O exemplo do Parque Nacional Ordesa e Monte Perdido, e de muitos outros, poderia e deveria ser paradigmático para nós, «nós» é que NÃO QUEREMOS!
Fotografia: RTP
1 comentário:
Rui, certamente este já é um debate discutido por muitos à algum tempo, e que agora me voltei a lembrar devido ao exemplo do parque nacional ordesa e monte perdido. Será que se deveria proibir os banhos no parque nacional? Qual é a sua opinião sobre o assunto? Ao mesmo tempo que obviamente se preservaria um dos mais importantes elementos do parque, por outro lado o contacto humano com a água pura do parque eu diria que é quase algo sagrado e uma benção da natureza, mas nem de perto a maioria dos visitantes olha desta forma, nem tem sensibilidade para tal.
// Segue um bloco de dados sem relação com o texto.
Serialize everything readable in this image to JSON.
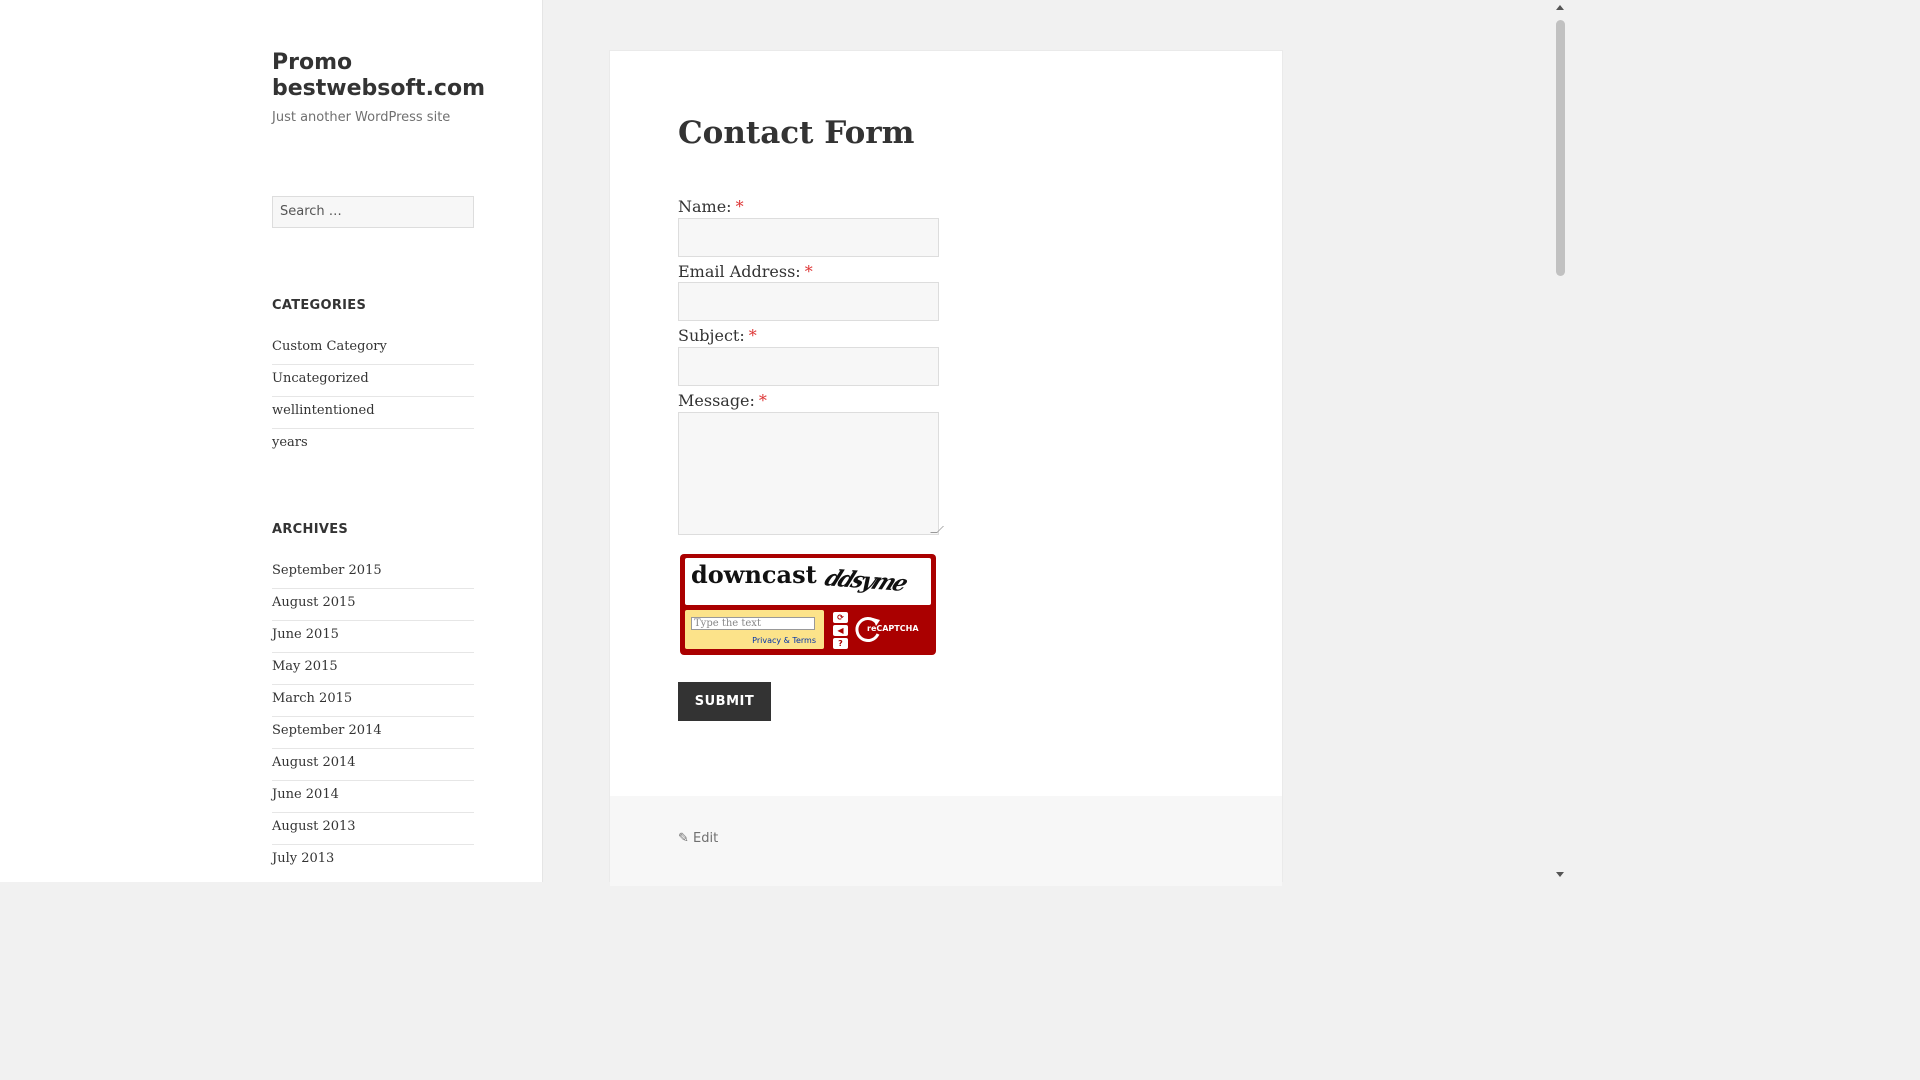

Pelo menos esta é a minha percepção. Quando respeitamos a montanha devemos respeitá-la no seu todo. Assim como vamos a um cume, temos a vontade de dormir na serra, visitamos um prado, uma simples árvore, devemos também respeitar a água. Mas isso quer dizer não entrarmos nela? Ou deveremos saber medir e sentir o que devemos fazer? A mesma coisa para pernoitar na montanha. Deve ser totalmente proíbido só por um ideal conservacionista exacerbado? Devemos privar dessa maneira o contacto humano com a serra e com o planeta numa vista mais abrangente? Temos de enfiar todos num parque de campismo?A verdade é que impor essa proibição seria uma regra, e não me parece que pudesse haver exceções a tal. Que soluções?